(Image: Gorkie/Private Media)

If you didn’t think Australian democracy was dysfunctional before this week (where have you been?) you have no legitimate basis for doubt now.

In Canberra a small rump of climate denialists resisted even a token climate policy unless they were handed billions in porkbarrelling. And the government blocked an inquiry into how a minister could seriously claim it was fine to accept personal gifts worth hundreds of thousands of dollars from anonymous sources.

In Sydney, a former premier described his shock at the failure of his successor to undertake the most basic governance requirements around millions of dollars in grants while occupying the position of state treasurer. In Victoria, the IBAC hearings into the squalid, disgraceful Victorian Labor Party rolled on. There was also the minor matter of two corrupt NSW Labor ministers being sentenced to prison for their crimes in the 2000s.

The upside, if there was one, is that at the state level, politicians face some kind of accountability for their egregious misconduct. Not the faux-accountability of the media conference or the parliamentary proceeding, but that of an empowered independent integrity body. One of the characteristics of the week was the contrast between politicians or former politicians and staffers appearing before integrity bodies and their usual performance in the media or parliament. In the witness box, there’s no ignoring questions, or rejecting their premise, or refusing to answer them; none of the tricks of the media trade are available. And what a difference it makes.

Even so, there’s an element of luck to that. IBAC is only probing the weeping sore of the Andrews government because federal MP Anthony Byrne decided corruption inside his own party was a hill to die on. In NSW, ICAC has only ended up focusing on Gladys Berejiklian because Daryl Maguire’s conduct was so egregiously crooked it began wiretapping him. And, of course, in Canberra there is no integrity body to investigate the widespread, indeed almost systematic, corruption of the Morrison government.

Each of the scandals demonstrates design features of our democracy that make post-fact anti-corruption bodies necessary.

For example, we allow influential interests and the very wealthy to buy access to and influence over decisionmakers. Fossil fuel companies continue to dictate the terms of the climate debate in Australian politics, with the pantomime of the government’s 2050 target really a struggle between two parties heavily reliant on fossil fuel donations to determine what climate figleaf policy to adopt to ward off international condemnation.

We allow the process of buying and exercising access and influence to remain hidden from public view, with minimal disclosure rules — and even fewer now that the Morrison government has announced, through its backing of Christian Porter, that anonymous personal donations are acceptable for MPs. Henceforth, why not bribe a crossbench MP to secure the passage of favourable legislation via a blind trust?

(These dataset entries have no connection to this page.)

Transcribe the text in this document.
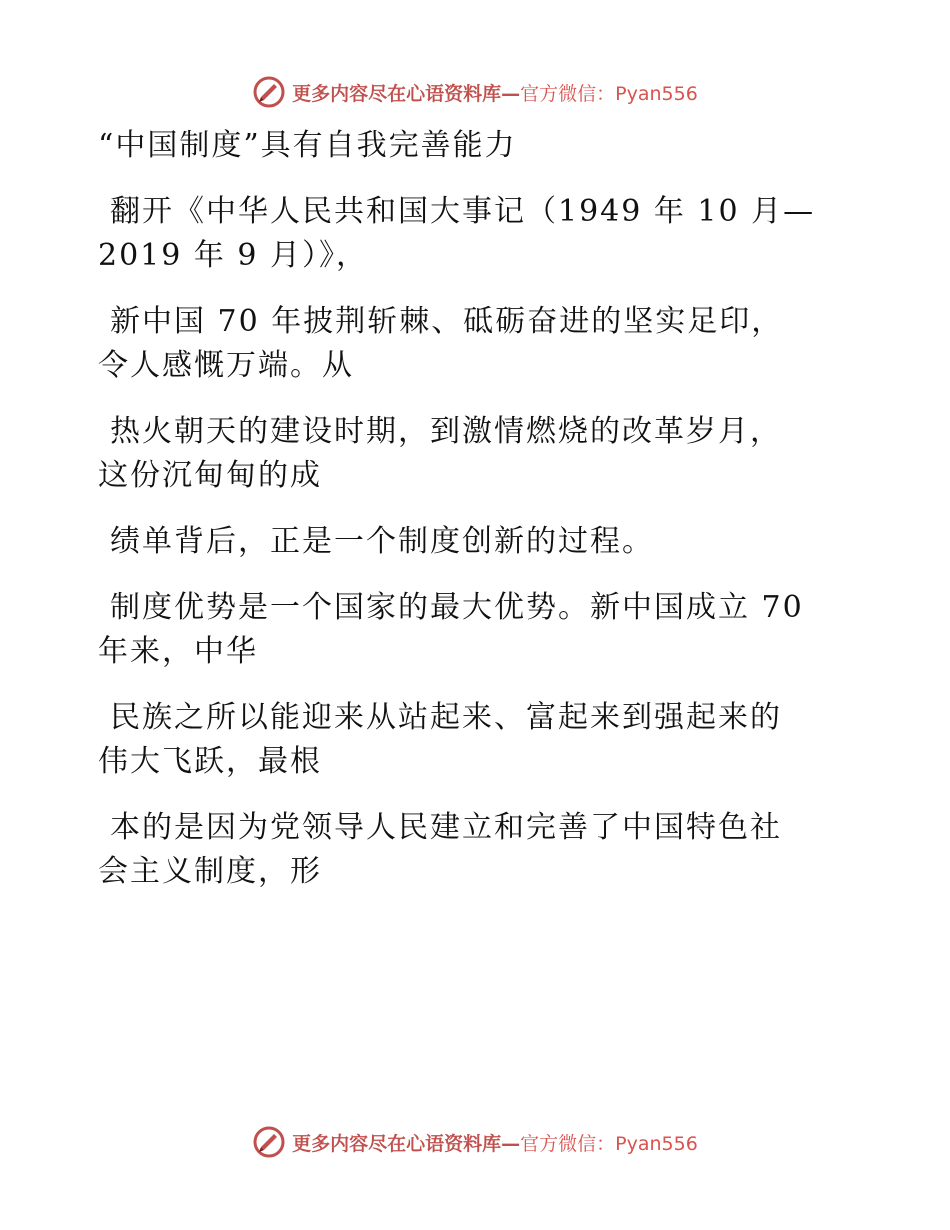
更多内容尽在心语资料库— 官方微信：Pyan556

“中国制度”具有自我完善能力

翻开《中华人民共和国大事记（1949 年 10 月—

2019 年 9 月）》，

新中国 70 年披荆斩棘、砥砺奋进的坚实足印，

令人感慨万端。从

热火朝天的建设时期，到激情燃烧的改革岁月，

这份沉甸甸的成

绩单背后，正是一个制度创新的过程。

制度优势是一个国家的最大优势。新中国成立 70

年来，中华

民族之所以能迎来从站起来、富起来到强起来的

伟大飞跃，最根

本的是因为党领导人民建立和完善了中国特色社

会主义制度，形

更多内容尽在心语资料库— 官方微信：Pyan556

There’s no reason you need ever be found out.

We still allow politicians far too much discretion with their use of electoral and ministerial resources, such that branchstacking as a virtual full-time taxpayer-funded role became a feature of the Andrews government — just as taxpayer-funded electioneering by the Victorian ALP was a feature in the “red shirts” scandal.

And branchstacking arises from the way we’ve allowed our political system to be run by hollowed-out political parties propped up by public funding, the benefits of incumbency and donations, leaving party branches as shells that can be moved around by ambitious party powerbrokers.

And the discretionary allocation of public funding — in the view of politicians across the political spectrum, the very core of democracy — remains a process riddled with partisan and, perhaps, personal self-interest, rather than a rigorous process of determining the public interest in the use of precious taxpayer funds.

Each of these features incentivises soft corruption, partisanship and porkbarrelling and the abuse of public funding — outcomes that anti-corruption bodies have to clean up afterwards if and when they come to light.

Curbing donations, subjecting interactions between public officials and private interests to much greater transparency and removing most of the discretion that politicians have in relation to funding — whether for their own office purposes or the use of grants and programs — is the only way to reduce these incentives. A federal integrity body worthy of the name is still necessary beyond that.

We have a political system that far too heavily relies on the goodwill and good faith of those within it. When malign actors come along — like the Morrison government, or Victorian Labor — the system too readily bends to misconduct and corruption. The answer is a more rigorous system, not hoping some better participants show up.